There’s discussion of putting a community pool owned by the city of San Diego in Liberty Station, and local Mary Kay Faryan has been a strong activist for an aquatic facility for PLHS. Over the past 15 years, there has been a strong debate on whether or not to install a pool for the use of the Point Loma community and PLHS aquatic teams. 

According to Faryan, “It’s been a long, long winding road." The resources are already there- the property is bookmarked for an aquatic facility, there is an abundance of funding, and a strong committee full of voluntary locals, but it purely comes down to political will.

“I’m a community advocate, someone with some skills that can contribute, but I don't have control,” she said when asked about her thoughts on the possible instillation. “We have been to Olympic sized pools because we travel around the whole county to them because we don't have anything and there are high performing athletes making CIF who deserve to train in our [Point Loma community] own backyard.” Because the pool wouldn’t be strictly used for PLHS purposes, a schedule would be enforced, allowing all members of the community to use it.  
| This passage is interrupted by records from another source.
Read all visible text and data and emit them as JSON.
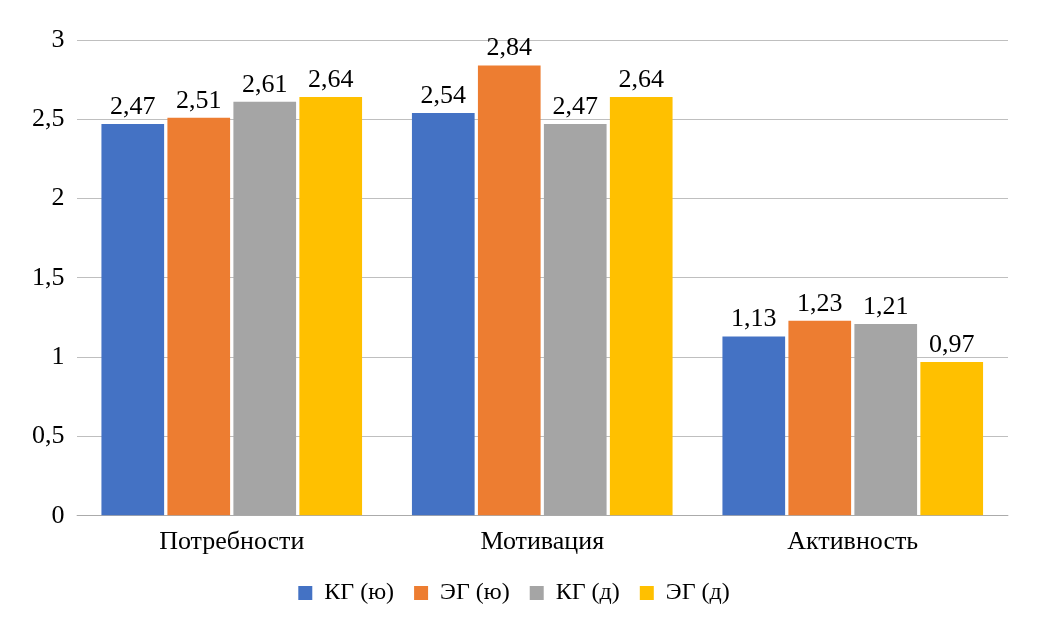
{
  "chart_data": {
    "type": "bar",
    "categories": [
      "Потребности",
      "Мотивация",
      "Активность"
    ],
    "series": [
      {
        "name": "КГ (ю)",
        "color": "#4472c4",
        "values": [
          2.47,
          2.54,
          1.13
        ],
        "value_labels": [
          "2,47",
          "2,54",
          "1,13"
        ]
      },
      {
        "name": "ЭГ (ю)",
        "color": "#ed7d31",
        "values": [
          2.51,
          2.84,
          1.23
        ],
        "value_labels": [
          "2,51",
          "2,84",
          "1,23"
        ]
      },
      {
        "name": "КГ (д)",
        "color": "#a5a5a5",
        "values": [
          2.61,
          2.47,
          1.21
        ],
        "value_labels": [
          "2,61",
          "2,47",
          "1,21"
        ]
      },
      {
        "name": "ЭГ (д)",
        "color": "#ffc000",
        "values": [
          2.64,
          2.64,
          0.97
        ],
        "value_labels": [
          "2,64",
          "2,64",
          "0,97"
        ]
      }
    ],
    "ylim": [
      0,
      3
    ],
    "yticks": [
      0,
      {
        "value": 0.5,
        "label": "0,5"
      },
      1,
      {
        "value": 1.5,
        "label": "1,5"
      },
      2,
      {
        "value": 2.5,
        "label": "2,5"
      },
      3
    ],
    "grid": "y",
    "legend": "bottom"
  }
}
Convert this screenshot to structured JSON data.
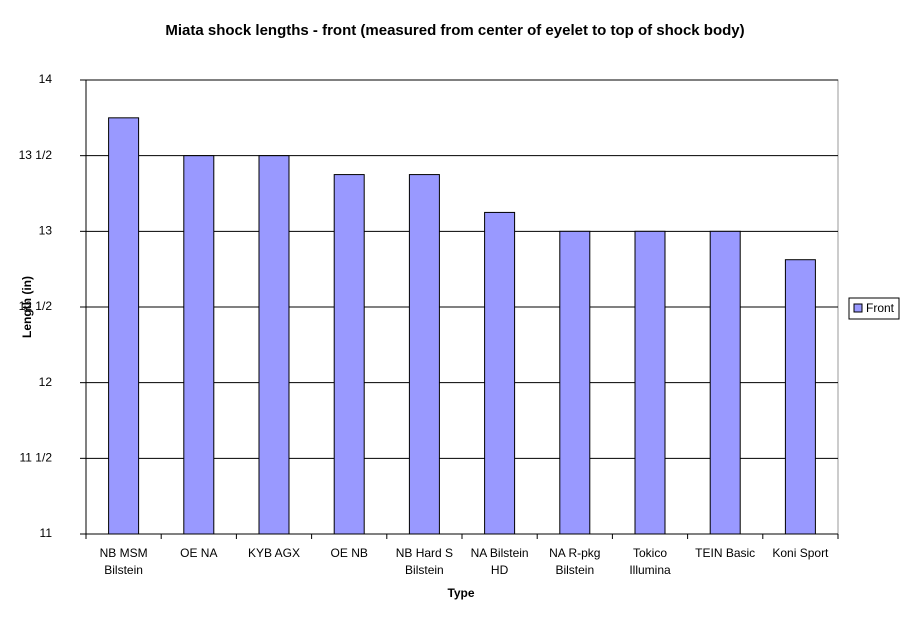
{
  "chart_data": {
    "type": "bar",
    "title": "Miata shock lengths - front (measured from center of eyelet to top of shock body)",
    "x_label": "Type",
    "y_label": "Length (in)",
    "categories": [
      "NB MSM Bilstein",
      "OE NA",
      "KYB AGX",
      "OE NB",
      "NB Hard S Bilstein",
      "NA Bilstein HD",
      "NA R-pkg Bilstein",
      "Tokico Illumina",
      "TEIN Basic",
      "Koni Sport"
    ],
    "series": [
      {
        "name": "Front",
        "color": "#9999ff",
        "values": [
          13.75,
          13.5,
          13.5,
          13.375,
          13.375,
          13.125,
          13,
          13,
          13,
          12.8125
        ]
      }
    ],
    "ylim": [
      11,
      14
    ],
    "yticks": [
      11,
      {
        "value": 11.5,
        "label": "11 1/2"
      },
      12,
      {
        "value": 12.5,
        "label": "12 1/2"
      },
      13,
      {
        "value": 13.5,
        "label": "13 1/2"
      },
      14
    ],
    "grid": true,
    "legend": "right"
  }
}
As a member of the PLHS swim team, I know the challenges of not having a pool strictly dedicated to practicing teams. By having 50 people squeezed into just a few lanes, it strips us of the opportunity to become faster and practice correctly. Because we are also required to travel for all of our meets and games, the students who partake in swimming, water polo, and dive are sometimes forced to leave their classes at the end of the day early, depriving them of necessary instructional time. With the addition of a pool closer to the school, it would not only allow the aquatic teams to stay for the entirety of the school day but also allow the practices to become more efficient, leading to an overall stronger team.